PROJECT SUMMARY Atherosclerotic disease is characterized by intimal vascular calcification, which is an independent and potent risk factor for morbidity and mortality in coronary artery disease, stroke, and aortic pathologies. Vascular calcification is an active cell-mediated process that involves the phenotypic switch of vascular smooth muscle cells (VSMC) from contractile to osteogenic cells. Understanding the molecular mechanisms driving vascular calcification is critical for developing targeted therapies. In our lab, we have identified novel single nucleotide polymorphisms (SNPs) in the arylsulfatase E (ARSE) locus on the X chromosome that are associated with coronary artery calcification. Our preliminary data demonstrate that adenovirus-mediated overexpression of ARSE in VSMCs leads to increased calcification and that conversely, reduced expression of ARSE with siRNA prevents calcification of VSMCs. We have identified SULF1, a protein related to ARSE in the same family of sulfatases, as having similar effects on vascular calcification as that demonstrated in our in vitro studies for ARSE. Based on our previous studies, we have also identified histone deacetylase 4 and 5 (HDAC4/5) to be important regulators of vascular calcification, mediated by subcellular localization of HDAC4/5 in the cytosol through phosphorylation by focal adhesion kinase (FAK). The goal of this project is to perform in vitro, ex vivo, and in vivo studies to test the hypothesis that ARSE/SULF1 and HDAC4/5 are important and novel determinants of vascular calcification that induce the phenotypic switch of VSMCs to osteogenic cells. Overall, my aim is to unravel novel molecular mechanisms underlying VSMC function and calcification that contribute to the pathogenesis of atherosclerotic cardiovascular disease.
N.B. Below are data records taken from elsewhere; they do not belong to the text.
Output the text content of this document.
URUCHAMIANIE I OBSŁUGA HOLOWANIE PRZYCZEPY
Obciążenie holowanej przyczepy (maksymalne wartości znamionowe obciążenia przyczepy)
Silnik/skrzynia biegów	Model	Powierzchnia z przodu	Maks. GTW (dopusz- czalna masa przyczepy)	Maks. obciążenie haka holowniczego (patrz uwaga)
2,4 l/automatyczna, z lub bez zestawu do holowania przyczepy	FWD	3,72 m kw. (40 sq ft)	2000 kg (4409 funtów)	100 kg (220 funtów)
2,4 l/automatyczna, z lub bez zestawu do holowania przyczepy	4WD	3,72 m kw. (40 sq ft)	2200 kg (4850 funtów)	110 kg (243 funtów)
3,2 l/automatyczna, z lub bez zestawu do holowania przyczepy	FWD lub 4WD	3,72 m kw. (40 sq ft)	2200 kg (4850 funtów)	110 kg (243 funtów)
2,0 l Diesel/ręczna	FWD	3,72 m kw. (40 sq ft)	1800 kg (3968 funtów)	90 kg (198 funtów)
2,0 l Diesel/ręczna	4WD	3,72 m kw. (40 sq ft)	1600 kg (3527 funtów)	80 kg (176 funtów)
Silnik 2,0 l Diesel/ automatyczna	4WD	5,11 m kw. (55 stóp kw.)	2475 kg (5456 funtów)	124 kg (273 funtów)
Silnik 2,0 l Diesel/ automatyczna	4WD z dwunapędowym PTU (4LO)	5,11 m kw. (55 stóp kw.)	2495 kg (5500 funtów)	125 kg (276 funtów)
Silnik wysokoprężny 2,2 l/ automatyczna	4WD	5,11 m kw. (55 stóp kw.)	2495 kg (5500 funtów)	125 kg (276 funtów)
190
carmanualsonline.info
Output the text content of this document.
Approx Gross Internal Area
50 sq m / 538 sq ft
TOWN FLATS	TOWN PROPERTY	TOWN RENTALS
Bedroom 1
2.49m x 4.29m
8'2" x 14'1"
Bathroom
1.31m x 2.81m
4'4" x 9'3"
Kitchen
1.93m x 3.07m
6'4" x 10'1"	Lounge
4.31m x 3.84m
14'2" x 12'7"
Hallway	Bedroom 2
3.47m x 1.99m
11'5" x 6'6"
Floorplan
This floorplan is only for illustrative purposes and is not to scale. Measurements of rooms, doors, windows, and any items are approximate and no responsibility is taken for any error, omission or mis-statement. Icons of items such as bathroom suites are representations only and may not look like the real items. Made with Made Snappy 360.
Through world-class didactic opportunities and close mentorship from experts in the field of vascular biology and genomics, I will complete this project having gained valuable skills in bioinformatics, in vitro cellular assays modeling vascular disease, in vivo mouse model experiments, scientific communication and laboratory leadership. By the end of the fellowship, I will have gained skills necessary to develop my own research program and ultimately launch my own career as an NIH-funded vascular surgeon scientist.

项目概要 动脉粥样硬化性疾病的特点是血管内膜钙化，这是一种 冠状动脉疾病、中风、 和主动脉病变。血管钙化是一个活跃的细胞介导的过程，涉及 血管平滑肌细胞（VSMC）从收缩细胞向成骨细胞的表型转换。 了解驱动血管钙化的分子机制对于发展至关重要 靶向治疗。在我们的实验室中，我们发现了新型单核苷酸多态性 (SNP) 位于 X 染色体上与冠状动脉相关的芳基硫酸酯酶 E (ARSE) 位点 动脉钙化。我们的初步数据表明，腺病毒介导的过度表达 VSMC 中 ASS 的表达导致钙化增加，相反，ASS 的表达减少 含有 siRNA 的 ASS 可防止 VSMC 钙化。我们已经鉴定出 SULF1，一种与 与 ASS 属于同一硫酸酯酶家族，对血管钙化具有相似的作用 我们的 ARSE 体外研究证明了这一点。根据我们之前的研究，我们还 确定组蛋白脱乙酰酶 4 和 5 (HDAC4/5) 是血管的重要调节因子 钙化，由细胞质中 HDAC4/5 的亚细胞定位介导 通过粘着斑激酶 (FAK) 进行磷酸化。该项目的目标是在体外进行 体内和体内研究来检验 ARSE/SULF1 和 HDAC4/5 很重要的假设 以及诱导 VSMC 表型转变的血管钙化的新决定因素 成骨细胞。总的来说，我的目标是揭示 VSMC 背后的新分子机制 功能和钙化有助于动脉粥样硬化心血管的发病机制 疾病。通过世界一流的教学机会和专家的密切指导 血管生物学和基因组学领域，我将完成这个项目并获得宝贵的技能 生物信息学、模拟血管疾病的体外细胞测定、体内小鼠模型 实验、科学交流和实验室领导。在团契结束时，我 将获得开发我自己的研究计划并最终启动我的研究项目所需的技能 作为美国国立卫生研究院资助的血管外科医生科学家，他自己的职业生涯。